Goa Batu Cermin berada di dalam batuan kapur yang berdiri tegak, menjulang tinggi hingga 75 meter dengan lebar sekitar 300 meter persegi.
Baca juga: Merawat Labuan Bajo menuju destinasi wisata premium


Sail Komodo

Goa yang berada dalam kawasan sekitar 19 hektare ini sesungguhnya telah dibuka dan dijadikan sebagai kawasan wisata bagi masyarakat lokal sejak tahun 1985.

Saat itu, tidak ada pungutan apapun bagi setiap warga lokal ataupun wisatawan yang mengunjungi kawasan itu pada hari libur maupun hari-hari biasa.

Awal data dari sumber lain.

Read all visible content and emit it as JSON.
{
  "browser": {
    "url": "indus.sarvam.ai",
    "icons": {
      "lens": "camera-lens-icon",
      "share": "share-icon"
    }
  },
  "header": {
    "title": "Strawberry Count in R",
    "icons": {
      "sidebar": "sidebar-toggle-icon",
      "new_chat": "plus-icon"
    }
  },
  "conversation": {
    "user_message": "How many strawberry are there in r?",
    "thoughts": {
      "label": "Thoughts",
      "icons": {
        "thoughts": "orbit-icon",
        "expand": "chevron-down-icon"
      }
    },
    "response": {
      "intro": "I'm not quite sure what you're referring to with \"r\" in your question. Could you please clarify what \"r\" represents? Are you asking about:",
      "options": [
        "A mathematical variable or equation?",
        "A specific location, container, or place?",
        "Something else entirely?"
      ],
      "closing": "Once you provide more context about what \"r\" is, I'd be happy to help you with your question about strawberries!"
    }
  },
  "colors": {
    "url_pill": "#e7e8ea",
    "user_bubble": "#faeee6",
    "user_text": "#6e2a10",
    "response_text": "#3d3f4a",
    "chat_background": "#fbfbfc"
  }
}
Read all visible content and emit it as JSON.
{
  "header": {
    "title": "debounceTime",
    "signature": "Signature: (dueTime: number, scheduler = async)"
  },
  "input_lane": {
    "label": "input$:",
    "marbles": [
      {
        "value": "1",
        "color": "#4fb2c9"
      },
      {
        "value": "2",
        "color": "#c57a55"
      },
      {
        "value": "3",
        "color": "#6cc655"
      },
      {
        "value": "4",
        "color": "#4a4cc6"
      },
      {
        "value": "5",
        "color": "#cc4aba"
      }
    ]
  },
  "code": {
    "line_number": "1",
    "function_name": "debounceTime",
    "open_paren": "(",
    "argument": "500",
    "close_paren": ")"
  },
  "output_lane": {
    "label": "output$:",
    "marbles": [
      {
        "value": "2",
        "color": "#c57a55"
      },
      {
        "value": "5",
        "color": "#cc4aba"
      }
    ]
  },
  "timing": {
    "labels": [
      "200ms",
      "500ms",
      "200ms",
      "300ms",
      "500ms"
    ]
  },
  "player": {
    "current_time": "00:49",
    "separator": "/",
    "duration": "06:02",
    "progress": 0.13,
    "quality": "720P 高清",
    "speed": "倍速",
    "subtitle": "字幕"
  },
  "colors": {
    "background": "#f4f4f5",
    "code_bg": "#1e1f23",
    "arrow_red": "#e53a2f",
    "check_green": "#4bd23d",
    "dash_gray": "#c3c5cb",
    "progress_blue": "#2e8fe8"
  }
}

Namun sejak tahun 1990, pemerintah daerah mulai menetapkan tarif masuk ke kawasan itu sebesar Rp2.000/orang.

Obyek wisata ini pun semakin dikenal wisatawan nusantara maupun mancanegara ketika Pemerintah Indonesia menggelar Sail Komodo di Labuan Bajo, ujung barat Pulau Flores, pada tahun 2013.

Sejak itu pula, setiap hari rata-rata lebih dari 100 orang wisatawan mengunjungi area wisata Goa Batu Cermin.
Baca juga: Menkominfo optimis pariwisata Labuan Bajo akan terjadi lompatan

Menteri Komunikasi dan Informati Jhonny G Plate berada di sekitar Batu Payung, sekitar 100 meter dari Goa Batu Cermin. (ANTARA/Bernadus Tokan)

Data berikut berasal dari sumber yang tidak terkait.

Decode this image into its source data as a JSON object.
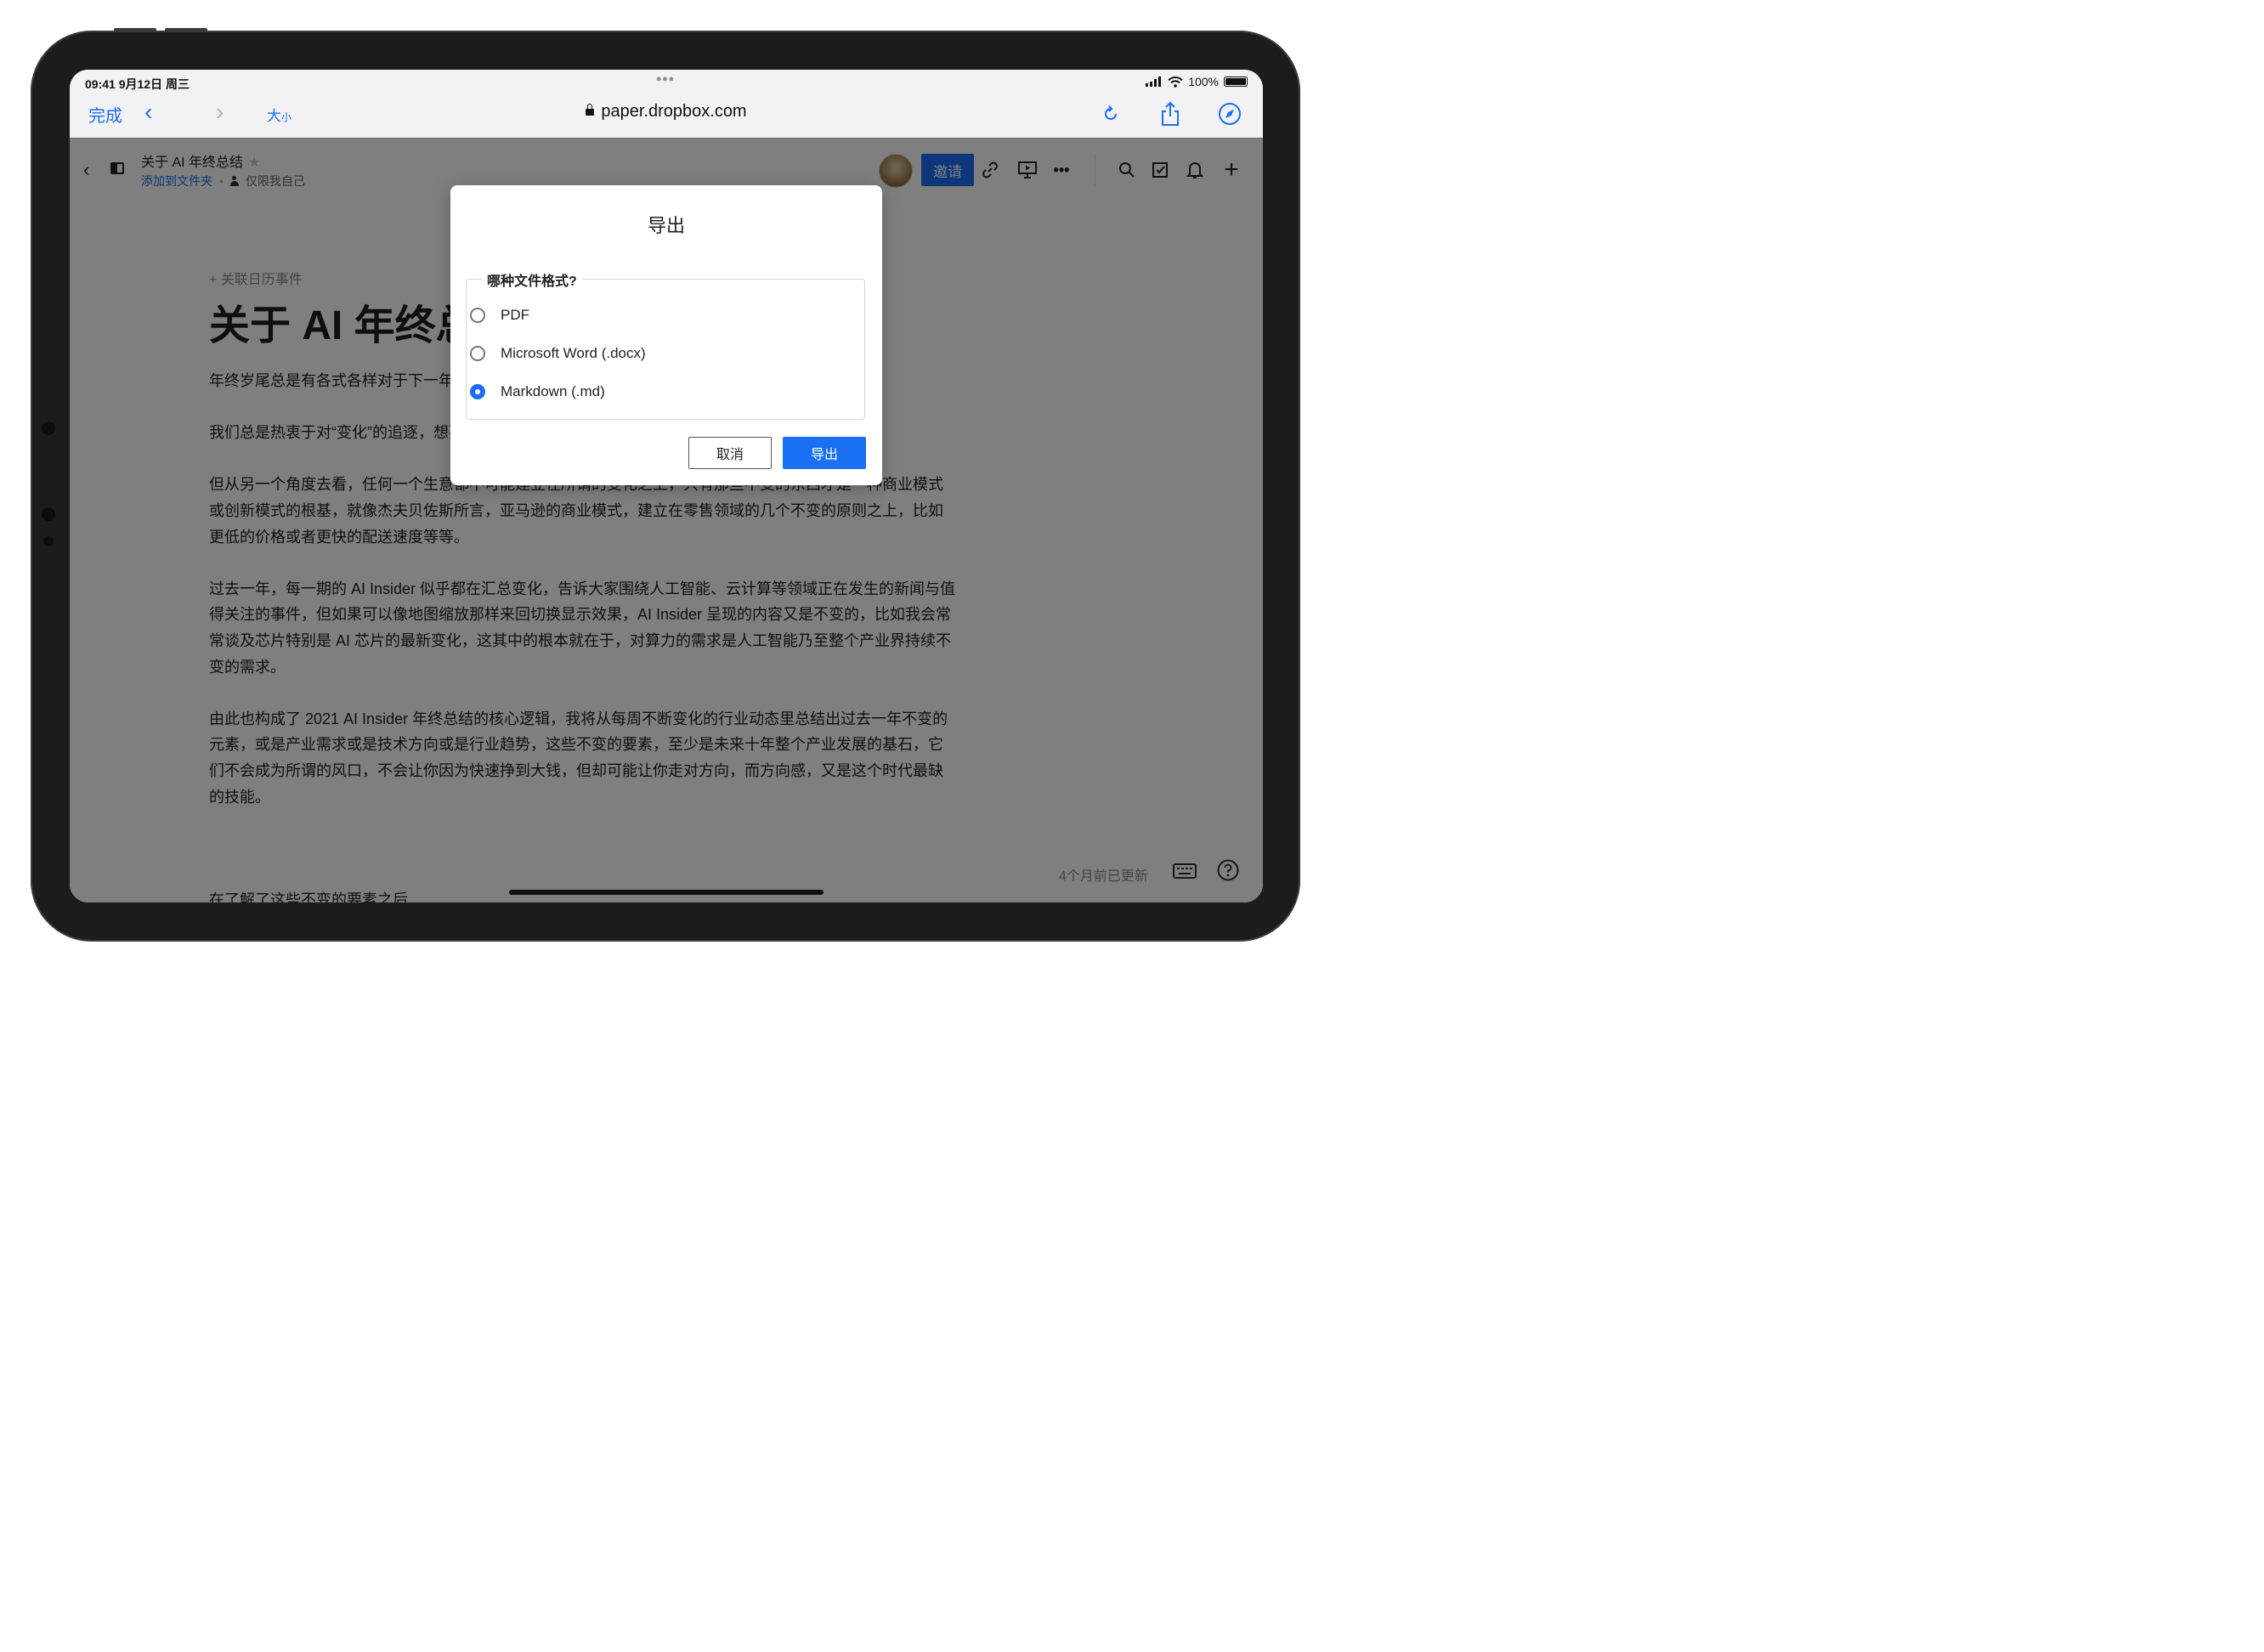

Bahkan kini untuk mengunjungi obyek wisata Goa Batu Cermin, para pengunjung sudah dapat memesan tiket secara daring. Kode pemesanan kemudian diserahkan kepada petugas di loket dan dibayarkan melalui uang digital.

"Kami sedang mempersiapkan satu super aplikasi JPHub atau jaringan pariwisata hub, yang kita harapkan menjadi aplikasi super dalam mendorong dan mendukung digitalisasi pariwisata," kata Menteri Komunikasi dan Informatika Jhonny G. Plate.

"Khusus di Labuan Bajo ini didukung betul, baik oleh ekosistem ada Telkom, Bhakti dan pembayarannya didukung Bank Indonesia melalui QRIS," katanya usai meresmikan penggunakan karcis daring masuk di kawasan wisata Goa Batu Cermin.

Menkominfo menginginkan agar Goa Batu Cermin dipersiapkan untuk mendukung kegiatan berskala internasional seperti Kongres Polwan dunia pada September 2021 maupun KTT G20 pada tahun 2022.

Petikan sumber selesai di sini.